The last two weeks of my summer were spent exploring Japan. It was an exotic and enriching experience that will stay with me for the rest of my life. I made invaluable friendships and discovered countless cultural idiosyncrasies (some of them my own). However, one day of the journey in particular stands stark with importance in my mind: the day I visited Hiroshima, where on August 6, 1945, an atomic bomb was detonated with the intent to end World War II. The city I saw was abundant with both people and development, making it hard to imagine that in one instant, 66 years ago, most of it was turned to dust.
I visited the half-ruined A-Bomb Dome, a building ironically spared due to its proximity to the detonation’s hypocenter. There, a Japanese volunteer gave me an oral overview of the history, complete with gruesome details of the day that eyewitnesses can only liken to Hell on earth. The docents at this site volunteer in order to practice their English (to me, this had its own vague irony).
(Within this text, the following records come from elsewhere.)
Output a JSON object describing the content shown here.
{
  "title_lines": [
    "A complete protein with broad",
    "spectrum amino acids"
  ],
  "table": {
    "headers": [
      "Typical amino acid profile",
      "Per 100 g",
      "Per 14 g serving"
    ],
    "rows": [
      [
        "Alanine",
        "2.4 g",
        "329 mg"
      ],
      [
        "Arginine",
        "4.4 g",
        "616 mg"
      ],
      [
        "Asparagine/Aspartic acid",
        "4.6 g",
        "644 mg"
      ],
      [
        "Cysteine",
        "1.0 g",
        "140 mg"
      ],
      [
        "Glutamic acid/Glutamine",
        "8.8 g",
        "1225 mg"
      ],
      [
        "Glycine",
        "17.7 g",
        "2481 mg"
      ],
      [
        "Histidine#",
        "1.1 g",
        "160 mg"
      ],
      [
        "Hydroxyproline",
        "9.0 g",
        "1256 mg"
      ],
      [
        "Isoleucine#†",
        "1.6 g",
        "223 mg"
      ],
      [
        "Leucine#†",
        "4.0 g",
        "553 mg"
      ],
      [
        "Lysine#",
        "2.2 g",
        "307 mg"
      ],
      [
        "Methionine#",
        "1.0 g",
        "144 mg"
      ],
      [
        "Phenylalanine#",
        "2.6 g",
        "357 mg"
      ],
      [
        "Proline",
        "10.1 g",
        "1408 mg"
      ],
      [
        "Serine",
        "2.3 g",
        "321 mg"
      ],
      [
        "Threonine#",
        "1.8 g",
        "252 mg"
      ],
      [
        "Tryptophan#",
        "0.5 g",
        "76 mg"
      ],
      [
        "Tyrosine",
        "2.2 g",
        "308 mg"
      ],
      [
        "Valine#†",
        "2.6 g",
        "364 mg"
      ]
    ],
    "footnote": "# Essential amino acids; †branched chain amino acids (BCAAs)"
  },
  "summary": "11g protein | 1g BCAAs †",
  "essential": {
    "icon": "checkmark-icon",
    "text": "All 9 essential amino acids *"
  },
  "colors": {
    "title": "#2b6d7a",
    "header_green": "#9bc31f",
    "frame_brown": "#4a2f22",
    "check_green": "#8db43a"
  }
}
From the iconic rotunda, I crossed a bridge over a river—a river that mobs of people once threw themselves into to escape the unbearable heat and raining soot resulting from the blast—and entered the Hiroshima Peace Memorial Park, where monuments and a museum are maintained as reminders of those killed by the bomb as well as evidence for why an atomic bomb should never be used again.
As a U.S. citizen, I was anxious to see how the museum portrayed the events leading up to the momentous decision to drop the bomb. My mind was aflood with emotions ranging from anger to guilt. I thought of my grandfather, who fought against the Japanese as a naval officer—my grandfather, who waited for hours in below-freezing weather to enlist in a struggle to defend life as he knew it (Pearl Harbor had been bombed; his country was threatened).
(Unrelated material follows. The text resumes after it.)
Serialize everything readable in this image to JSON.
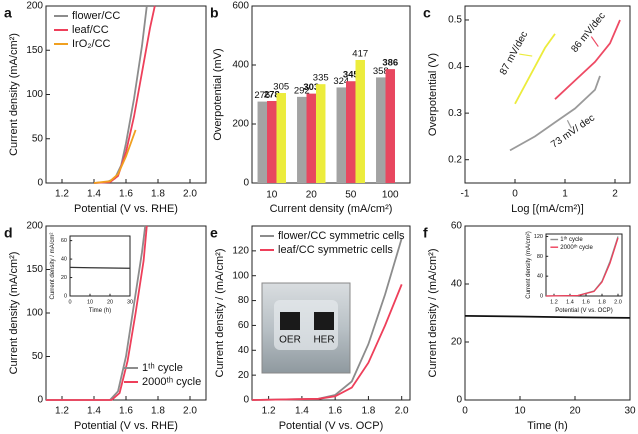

Much to my amazement, the museum presented the facts in a strictly objective and informative manner. The commentary throughout the museum pointed fingers at nothing but nuclear weapons themselves. There was no apparent blame or resentment for the United States. That is not to say that all Japanese people, especially those that lost loved ones to the war, have forgiven the United States (as I’m sure my grandfather, were he alive, would have his own prejudices about my visiting the Land of the Rising Sun). But, in Hiroshima, I never felt accused.
I left the Hiroshima Peace Memorial Park with many thoughts swimming through my head, but one thing had solidified firmly in my heart: what was done to the city and people of Hiroshima can never happen again. There is a gravity to this sentiment that can only be realized by visiting the actual site of the catastrophe, which I urge every living human to do.
I am not arguing against war as a concept. To do so would be like telling a cancer patient that chemotherapy harms the body. War is an ugly answer to a hideous question. But on what better basis can we make tomorrow’s decisions than the results of yesterday’s?